One for Me by Bob Geldof, clearly inspired by now late but then merely former Mrs. Geldof, Paula Yates
And when his new one, the hilariously titled How to Compose Popular Songs That Will Sell came out last year, I bought that. It’s quite varied in style, but consistent in high quality.
Why I’m fan
It’s pretty simple, really. I’m a fan of music of Bob Geldof’s music because I listen to it.
You are not a fan only because you do not listen to it. It is not played on radio, it is no longer a big hit, you have seek it out.

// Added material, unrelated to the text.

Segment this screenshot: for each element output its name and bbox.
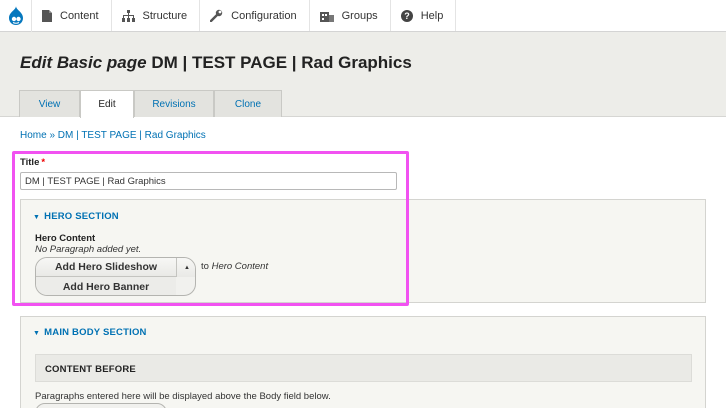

If more people listened to it, more would like it. Not everyone, obviously, but more. His tunes are catchy. They have intelligent lyrics. His band is fantastic. There’s plenty to like. (And Ontarians, please note: You have an exceedingly rare opportunity this week and next week to see him play live, in Hamilton, St. Catharines, Oshawa, Ottawa, and Brockville. They’re small venues, not expensive, and if it’s anything like the two shows of his I’ve seen, you won’t regret it.)
Closing out with Bob’s life in song, in the amusing hidden track from his latest album, Young and Sober. “In the year of 75, that’s when I sang myself alive.”